To the list of courses || To: GAT2018 || Estonian

Cluster Analysis

The tool Non-spatial clusters in the Spatial Data Calculator (SDC) provides necessary tools for these exercises. Alternatively, Statsoft Statistica installed to the computers in the room 202 can be used for such excercises. A cluster tree can be pruned at different levels. The number of clusters and the clusters depend on the pruning level.
Not answered
The answer needs to be updated
ID P Question or exercise
3668 4
  1. What are the four forest stand types separated by cluster analysis (k-means clustering, k = 4) from data in the attached file? Tree species names in Latin are in worksheet Puud.
  2. Which part of the difference between stands is described by these clusters?
  3. How large is the probability that the same share or larger amount of differences could be described if the trees were distributed randomly among stands?
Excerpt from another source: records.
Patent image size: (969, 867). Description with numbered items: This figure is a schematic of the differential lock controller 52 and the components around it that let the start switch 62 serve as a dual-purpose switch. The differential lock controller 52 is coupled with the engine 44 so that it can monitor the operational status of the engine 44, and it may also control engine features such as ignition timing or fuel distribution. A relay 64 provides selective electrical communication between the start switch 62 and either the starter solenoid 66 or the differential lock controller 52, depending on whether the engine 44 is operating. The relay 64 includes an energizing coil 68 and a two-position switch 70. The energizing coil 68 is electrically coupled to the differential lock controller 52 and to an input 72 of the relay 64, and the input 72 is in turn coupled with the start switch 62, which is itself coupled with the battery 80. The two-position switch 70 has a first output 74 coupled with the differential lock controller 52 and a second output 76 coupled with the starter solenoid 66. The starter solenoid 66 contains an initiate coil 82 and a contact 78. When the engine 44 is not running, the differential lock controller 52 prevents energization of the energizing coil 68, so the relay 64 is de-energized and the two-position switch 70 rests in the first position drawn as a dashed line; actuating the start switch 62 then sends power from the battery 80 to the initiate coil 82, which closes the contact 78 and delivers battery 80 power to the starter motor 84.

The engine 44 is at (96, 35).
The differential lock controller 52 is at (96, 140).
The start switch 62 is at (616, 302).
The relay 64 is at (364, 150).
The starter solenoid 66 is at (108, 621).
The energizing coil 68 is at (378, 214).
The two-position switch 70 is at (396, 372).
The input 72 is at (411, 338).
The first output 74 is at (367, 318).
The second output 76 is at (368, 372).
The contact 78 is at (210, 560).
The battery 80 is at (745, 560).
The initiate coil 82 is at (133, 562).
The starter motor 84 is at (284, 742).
  4. Do the clusters depend on the distance function (Euclidean, Block, SQ Euclidean etc)? Which distance function yields in different clusters?
  5. Mention the distance function you used for answering the first and second questions.
3665 1 Which two tree species are growing most separately (from other species and from each other) according to the data in the attached file and using cluster analysis (Euclidean distance, Single linkage)? Open
3666 5 The attached file contains some (somewhat outdated) data about EU member states. Standardize the variables Elanike arv (population) and GDP per Capita in the work sheet Majandus by subtracting the mean and dividing by the SD.
  1. Which groups of member states are formed by cluster analysis? NB! All countries must be classified to a cluster.
  2. Give a name to each group.
  3. Which method and distance function you used to get these clusters? Why you preferred these options?
  4. Why was asked to standardize the variables?
  5. Which proportion of variability is described by these clusters?
  6. Add the cluster tree if you used tree clustering.